Having correct protocol and standardized hospital training is essential, according to Burger, in order to make certain that patients and nurses know how to respond.
“Any one of our hospitals could have been Texas Health Presbyterian,” Burger said.
In California alone there have been three near-misses of Ebola cases, one of which was in South Sacramento at a Kaiser facility where according to Burger, the nurses did not know what to do. The patient was in the emergency waiting room for over an hour where the disease could have easily spread, had he contracted Ebola.
“Some of the facilities are not doing the right thing, they are having the patient stand outside on a green matt until they get the team together. How is that going to work in the rainy season?” Burger said.
The only real way to prevent transmission of the disease is to have the equipment in order to prevent infection.

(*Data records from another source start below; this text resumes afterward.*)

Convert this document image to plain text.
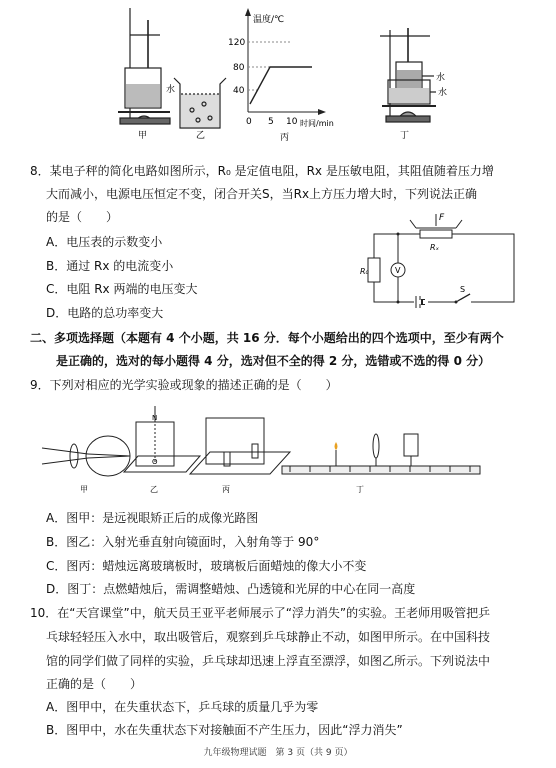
水
甲	乙
温度/℃
120
80
40
0 5 10 时间/min
丙
水
水
丁
8．某电子秤的简化电路如图所示，R₀ 是定值电阻，Rx 是压敏电阻，其阻值随着压力增
大而减小，电源电压恒定不变，闭合开关S，当Rx上方压力增大时，下列说法正确
的是（　　）
A．电压表的示数变小
B．通过 Rx 的电流变小
C．电阻 Rx 两端的电压变大
D．电路的总功率变大
F
Rₓ
R₀	V
S
二、多项选择题（本题有 4 个小题，共 16 分．每个小题给出的四个选项中，至少有两个
是正确的，选对的每小题得 4 分，选对但不全的得 2 分，选错或不选的得 0 分）
9．下列对相应的光学实验或现象的描述正确的是（　　）
甲
N
O
乙	丙	丁
A．图甲：是远视眼矫正后的成像光路图
B．图乙：入射光垂直射向镜面时，入射角等于 90°
C．图丙：蜡烛远离玻璃板时，玻璃板后面蜡烛的像大小不变
D．图丁：点燃蜡烛后，需调整蜡烛、凸透镜和光屏的中心在同一高度
10．在“天宫课堂”中，航天员王亚平老师展示了“浮力消失”的实验。王老师用吸管把乒
乓球轻轻压入水中，取出吸管后，观察到乒乓球静止不动，如图甲所示。在中国科技
馆的同学们做了同样的实验，乒乓球却迅速上浮直至漂浮，如图乙所示。下列说法中
正确的是（　　）
A．图甲中，在失重状态下，乒乓球的质量几乎为零
B．图甲中，水在失重状态下对接触面不产生压力，因此“浮力消失”
九年级物理试题　第 3 页（共 9 页）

According to Burger, it is more likely than not a healthcare worker will contract the disease.
Burger also said that the CNA is encouraging pressure on the federal government to send resources to West Africa to stop the spread of Ebola. She said she believes the countries with the most resources should be helping Liberia, Guinea and Sierra Leone because they simply don’t have the resources and infrastructure to control the Ebola outbreak.
While the strike ensues in Northern California, across the country in Atlanta the CDC is holding a training for healthcare workers planning to deploy to West Africa with various non-governmental organizations (NGO).
According to CDC spokesperson Jason McDonald, the training includes the donning and doffing — meaning the putting on and taking off — of the Ebola gear as well as using the gear in practical situations so that healthcare workers can practice donning and doffing the gear in the most realistic way possible.
“There’s always a chance that there will be cases [in the United States], but thankfully because of our sophisticated medical facilities and sophisticated healthcare systems, we probably won’t see an outbreak [here] like we see there,” McDonald said.
Will Heegaard, an emergency medical technician from Minnesota is currently enrolled in the CDC course and plans to deploy to West Africa with a non-governmental organization (NGO) as soon as he is called upon.
Heegaard believes that the U.S. health care workers planning to treat Ebola in West Africa as well as those who may treat the disease domestically should be trained sufficiently. The infected West African nations, however, are struggling to maintain supplies.
“It is hard to keep the supply chains flowing with the proper equipment partially because hospitals in rich countries are buying it all up and storing it,” Heegaard said.
Additionally, NGOs attempting to treat Ebola in the most infected nations are having to outbid wealthy governments to get the protective gear they need.
Heegaard said he thinks that proper training and having protocols in place of who to call and how to transport a patient to designated facilities would take significantly fewer resources and go farther than just providing equipment to hospitals in the U.S.
While still on U.S. soil Heegaard said he has no fear of contracting Ebola.
“It is unfortunate that the fear has crippled the response. I am more scared that people are so scared [of Ebola] that [they] quarantine every healthcare worker that goes [to West Africa],” Heegard said. “The longer we wait to get [the disease] under control in West Africa, the more likely it is to spread, ” Heegard said.